When you take care of your child by yourself for the first time.
I’m all for teamwork parenting, but there will come a time when your partner needs to run to the store, get out of the house or maybe even go back to work so that your family can stop relying on the “Pet the Baby for $5” racket you’ve been running for the past three months as a source of income. That leaves one parent all alone with the baby, which is a scary proposal for moms and dads alike, even if it’s only for a few hours. It’s like learning to ride a bike with training wheels and getting the hang of it, but then your training wheels run out of paternity leave and have to go back to work, and you really need to get to your friend Johnny’s house so you hop on your two-wheeler, and it’s really wobbly and scary and stressful at first but then you get going and it’s not as hard as you thought and you yell out, “I didn’t need those training wheels, anyway!” and you’re cruising and the wind is blowing your hair back and you feel like a success but then your bike poops itself and it runs down her leg and sticks to the carpet and you realize the changing station is out of diapers, but then thankfully your training wheels get home from work just in time and you hand over the bike and say, “Here, it’s your turn, I’m going to watch Scandal.”

When you really, truly, “hang back.” One of the most difficult parenting instincts to stave off is the urge to rush to your child’s aid at every chance.
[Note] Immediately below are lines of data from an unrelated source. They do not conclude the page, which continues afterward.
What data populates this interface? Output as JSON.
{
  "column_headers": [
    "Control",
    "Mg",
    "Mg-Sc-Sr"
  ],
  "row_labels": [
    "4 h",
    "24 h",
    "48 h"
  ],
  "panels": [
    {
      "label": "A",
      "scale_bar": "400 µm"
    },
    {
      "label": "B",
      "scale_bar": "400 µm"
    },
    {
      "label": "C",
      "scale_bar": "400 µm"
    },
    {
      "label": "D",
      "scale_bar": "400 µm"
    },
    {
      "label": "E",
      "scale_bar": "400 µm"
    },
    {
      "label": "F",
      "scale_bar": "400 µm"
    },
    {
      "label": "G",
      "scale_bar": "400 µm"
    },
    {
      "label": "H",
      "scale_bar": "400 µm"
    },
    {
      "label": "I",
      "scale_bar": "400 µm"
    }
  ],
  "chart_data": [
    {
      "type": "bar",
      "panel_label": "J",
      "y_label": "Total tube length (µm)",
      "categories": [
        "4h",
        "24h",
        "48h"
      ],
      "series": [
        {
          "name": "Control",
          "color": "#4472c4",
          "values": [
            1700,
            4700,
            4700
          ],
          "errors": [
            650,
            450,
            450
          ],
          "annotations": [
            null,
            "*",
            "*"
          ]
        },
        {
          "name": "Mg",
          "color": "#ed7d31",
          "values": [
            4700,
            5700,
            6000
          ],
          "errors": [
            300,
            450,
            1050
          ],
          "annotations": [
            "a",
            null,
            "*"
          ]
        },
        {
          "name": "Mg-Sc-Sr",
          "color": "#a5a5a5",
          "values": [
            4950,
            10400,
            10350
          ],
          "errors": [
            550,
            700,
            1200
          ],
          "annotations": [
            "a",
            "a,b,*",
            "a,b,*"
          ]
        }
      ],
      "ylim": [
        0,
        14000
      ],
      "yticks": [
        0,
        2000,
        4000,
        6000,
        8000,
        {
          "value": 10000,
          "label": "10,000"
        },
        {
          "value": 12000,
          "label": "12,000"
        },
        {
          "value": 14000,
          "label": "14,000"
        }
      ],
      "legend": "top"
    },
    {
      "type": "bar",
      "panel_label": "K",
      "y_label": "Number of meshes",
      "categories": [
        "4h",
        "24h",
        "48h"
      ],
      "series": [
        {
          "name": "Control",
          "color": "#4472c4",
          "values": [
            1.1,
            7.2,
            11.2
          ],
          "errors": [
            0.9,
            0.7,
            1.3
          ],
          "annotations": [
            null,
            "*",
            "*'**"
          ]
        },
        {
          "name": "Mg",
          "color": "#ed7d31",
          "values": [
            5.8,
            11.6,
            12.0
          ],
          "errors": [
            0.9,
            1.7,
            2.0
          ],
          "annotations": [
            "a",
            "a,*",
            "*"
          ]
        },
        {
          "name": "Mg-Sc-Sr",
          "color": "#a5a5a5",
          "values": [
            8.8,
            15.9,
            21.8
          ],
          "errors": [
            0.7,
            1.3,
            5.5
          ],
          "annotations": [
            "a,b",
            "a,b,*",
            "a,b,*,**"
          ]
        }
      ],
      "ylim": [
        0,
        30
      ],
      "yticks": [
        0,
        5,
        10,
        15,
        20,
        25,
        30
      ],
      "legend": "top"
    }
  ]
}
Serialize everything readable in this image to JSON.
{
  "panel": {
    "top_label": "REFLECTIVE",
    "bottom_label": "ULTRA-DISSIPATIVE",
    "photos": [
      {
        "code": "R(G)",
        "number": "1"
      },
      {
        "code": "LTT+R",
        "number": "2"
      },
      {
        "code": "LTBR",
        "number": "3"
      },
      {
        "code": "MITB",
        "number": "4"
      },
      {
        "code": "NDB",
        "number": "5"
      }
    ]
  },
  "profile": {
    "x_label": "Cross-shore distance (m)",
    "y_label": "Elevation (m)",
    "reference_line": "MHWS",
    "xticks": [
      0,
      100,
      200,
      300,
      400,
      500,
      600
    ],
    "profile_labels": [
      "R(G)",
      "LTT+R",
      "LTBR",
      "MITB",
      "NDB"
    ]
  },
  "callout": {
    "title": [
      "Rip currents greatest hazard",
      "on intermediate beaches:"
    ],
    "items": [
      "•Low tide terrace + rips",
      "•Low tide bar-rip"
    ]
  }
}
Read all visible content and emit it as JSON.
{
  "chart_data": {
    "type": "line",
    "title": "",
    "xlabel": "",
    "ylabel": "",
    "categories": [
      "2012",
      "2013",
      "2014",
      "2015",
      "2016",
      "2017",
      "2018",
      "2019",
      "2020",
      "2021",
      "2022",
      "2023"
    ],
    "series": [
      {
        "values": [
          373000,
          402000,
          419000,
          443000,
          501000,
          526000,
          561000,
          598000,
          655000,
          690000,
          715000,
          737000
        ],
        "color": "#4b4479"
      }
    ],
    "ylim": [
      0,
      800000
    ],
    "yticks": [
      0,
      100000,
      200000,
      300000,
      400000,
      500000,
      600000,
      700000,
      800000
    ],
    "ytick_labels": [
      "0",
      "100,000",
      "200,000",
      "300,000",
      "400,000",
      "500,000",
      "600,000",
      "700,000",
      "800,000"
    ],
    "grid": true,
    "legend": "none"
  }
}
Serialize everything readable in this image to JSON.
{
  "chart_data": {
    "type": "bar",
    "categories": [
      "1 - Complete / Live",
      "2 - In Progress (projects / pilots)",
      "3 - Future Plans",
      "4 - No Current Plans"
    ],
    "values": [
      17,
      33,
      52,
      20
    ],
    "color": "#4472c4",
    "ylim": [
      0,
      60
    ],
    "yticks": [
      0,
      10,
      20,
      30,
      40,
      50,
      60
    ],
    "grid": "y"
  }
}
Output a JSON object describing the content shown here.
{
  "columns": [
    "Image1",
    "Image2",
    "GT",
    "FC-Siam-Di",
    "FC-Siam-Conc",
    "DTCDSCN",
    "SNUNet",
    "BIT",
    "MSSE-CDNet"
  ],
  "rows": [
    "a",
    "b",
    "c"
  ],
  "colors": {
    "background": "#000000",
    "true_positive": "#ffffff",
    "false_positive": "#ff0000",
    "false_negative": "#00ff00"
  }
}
Maybe he can’t quite reach that hanging lion on the mobile or he’s trying really hard to jam that circle into the square slot on the shape sorter and you just know he could get it if you helped him out just a little bit. There’s a fine line between when your child is trying to figure something out for himself and when he’s asking for help, but most parents — and I’ll refrain from saying just “new” parents — have trouble figuring out when to step in. Contrary to how difficult it is to watch, letting your child fail — and subsequently learn from that failure — is a heck of a lot harder than jumping in at the first sign of struggle. Of course by struggle, I don’t mean toeing the edge of the Grand Canyon or seeing how close he can get to that feral raccoon.

When you decide to have another one.
Because you learn that all the sleepless nights, mind-numbing screaming and crying, constant wiping of bodily fluids and three-year stream of unending anxiety was worth it. Or maybe it’s just because parents have short memories.